When students recognized the reasons for their slim pickings, they immediately sought to address the issue. Posts about poor food began to plague Lowell-open as students compared their options to squeamish slop of all sorts.

“[T]he damp, grey mass with sticky orange coating that I get in place of a cheeseburger bears no resemblance to the plump, juicy meal you get when you say the same word: ‘cheeseburger’ at Bartley’s,” one student wrote.

As Lowell House Committee Treasurer Mark J. Stanisz ’05 pointed out, “The posts resulted in an explosion of opinion because it was early in the term, and people didn’t have anything better to do.” Stanisz led the effort to convert idle emails into tangible improvements when he drafted a petition for dissatisfied students to sign. However, no sooner had the petition reached the house open list than Stanisz had retracted his demands in favor of a more peaceful approach. “We realized we really wanted to establish a dialogue,” he explained.

So rather than handing HUDS some sort of ultimatum, House Committee Co-Chairs Stphanie L. Safdi ’04 and Tod Van-Stolk Riley ’06 decided to change the system by workng with it, and they met with the new manager, Serie DeMelo. Representatives from HUDS also joined the meeting to evaluate student complaints.

According to Safdi, DeMelo had already been planning a series of changes for Lowell, allowing for “an extremely productive meeting.”

Once the problems had been laid on the table, so to speak, students and staffers began to brainstorm solutions. According to Chadbourne, dining hall staff members were distressed over competition with the adjacent Winthrop kitchen for pots and pans. Strained resources threw off the dynamic between the staff.

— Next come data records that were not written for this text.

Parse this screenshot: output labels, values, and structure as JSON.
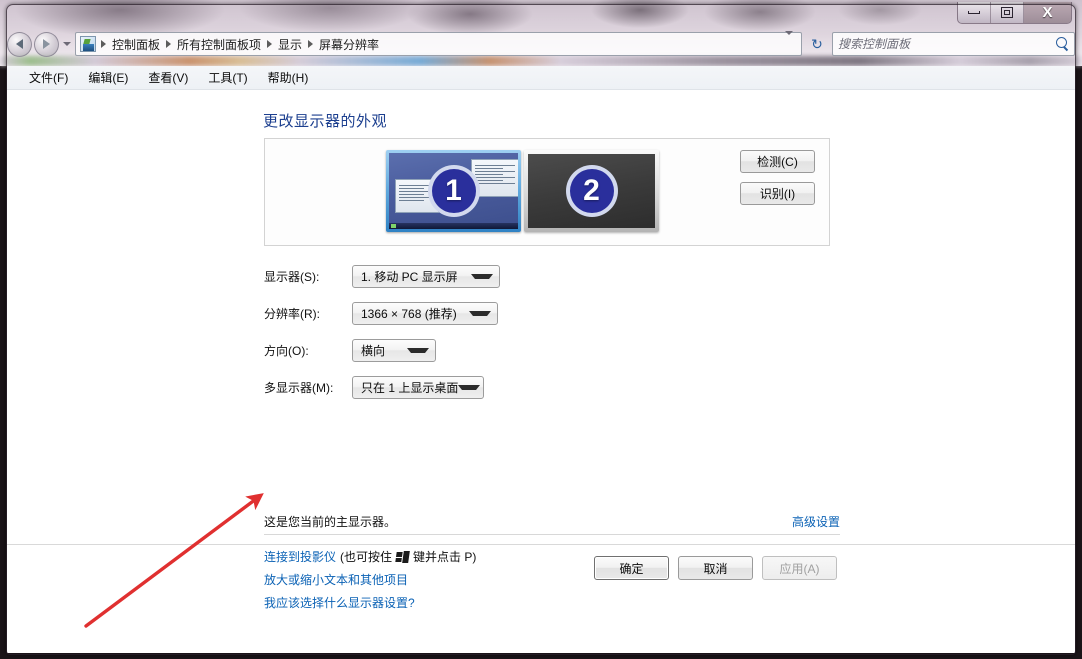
{
  "window": {
    "controls": {
      "minimize": "minimize",
      "maximize": "maximize",
      "close": "X"
    }
  },
  "navbar": {
    "back_label": "后退",
    "forward_label": "前进",
    "history_label": "最近的位置",
    "refresh_label": "↻",
    "breadcrumbs": [
      "控制面板",
      "所有控制面板项",
      "显示",
      "屏幕分辨率"
    ],
    "search": {
      "placeholder": "搜索控制面板",
      "value": ""
    }
  },
  "menubar": {
    "items": [
      "文件(F)",
      "编辑(E)",
      "查看(V)",
      "工具(T)",
      "帮助(H)"
    ]
  },
  "main": {
    "heading": "更改显示器的外观",
    "monitors": [
      {
        "number": "1",
        "selected": true
      },
      {
        "number": "2",
        "selected": false
      }
    ],
    "preview_buttons": [
      {
        "label": "检测(C)"
      },
      {
        "label": "识别(I)"
      }
    ],
    "fields": [
      {
        "label": "显示器(S):",
        "value": "1. 移动 PC 显示屏"
      },
      {
        "label": "分辨率(R):",
        "value": "1366 × 768 (推荐)"
      },
      {
        "label": "方向(O):",
        "value": "横向"
      },
      {
        "label": "多显示器(M):",
        "value": "只在 1 上显示桌面"
      }
    ],
    "primary_note": "这是您当前的主显示器。",
    "advanced_link": "高级设置",
    "links": {
      "projector_prefix": "连接到投影仪",
      "projector_mid": "(也可按住",
      "projector_suffix": "键并点击 P)",
      "text_size": "放大或缩小文本和其他项目",
      "which_settings": "我应该选择什么显示器设置?"
    },
    "actions": [
      {
        "label": "确定",
        "state": "default"
      },
      {
        "label": "取消",
        "state": "normal"
      },
      {
        "label": "应用(A)",
        "state": "disabled"
      }
    ]
  },
  "annotation": {
    "color": "#e03030",
    "points_to": "放大或缩小文本和其他项目"
  },
  "colors": {
    "link": "#0b62b5",
    "heading": "#1c3f8f",
    "selection": "#2f82c4",
    "badge": "#2a2f9c",
    "annotation": "#e03030"
  }
}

The meeting brought the tensions between workers and the complaints of students to the forefront and provided a framework within which DeMelo could implement changes she had already been considering.

Spicing it Up

Improvements for the dining hall include better brainbreaks with new toasters, more bagel condiments, more fruit and an effort to add more diverse options for night-time snackers. Omelettes will now be offered with several ingredient choices every morning, and the grille will never close before 7:15 p.m. at dinner.

Serie is also trying to accomodate student complaints about lack of variety by constantly rotating cereal selections, increasing the variety of fruits available at every meal, including grapes on Saturday mornings, and adding more sliced meats to lunch and dinner time options.

As she directed workers from her office underneath the dining hall during a Monday morning breakfast, she paused to tell FM about the brand new cereal bins being installed.

Upstairs, Serie’s efforts for rapid change did not go unnoticed. Tanya A. Thompson ’06 looked up from a plate full of eggs and toast to commend DeMelo’s work.

“One of my biggest complaints was no cereal variety,” she said. “They only had healthy cereals in ugly, dirty looking bins. Now I can get Honey Nut Cheerios from a nice looking dispenser.”

In addition to more cereals, favorites such as smoked salmon and broccoli chicken will be available for Sunday brunches, and frozen yogurt machines will offer two flavors from the beginning to end of each meal.

Other changes in the works include a switch to 11 rotating varieties of bottled, rather than ladled, salad dressings and a charcoal grill to be installed after spring break.

And Chadbourne said the grille wasn’t the only thing ready to be installed by the new managers. “They’re committed to cultivating good interstaff relationships, so this won’t happen in the future,” he said.

Apparently, dining hall success is a delicate recipe. Right now, Lowell students and staff are attempting to find the right ingredients.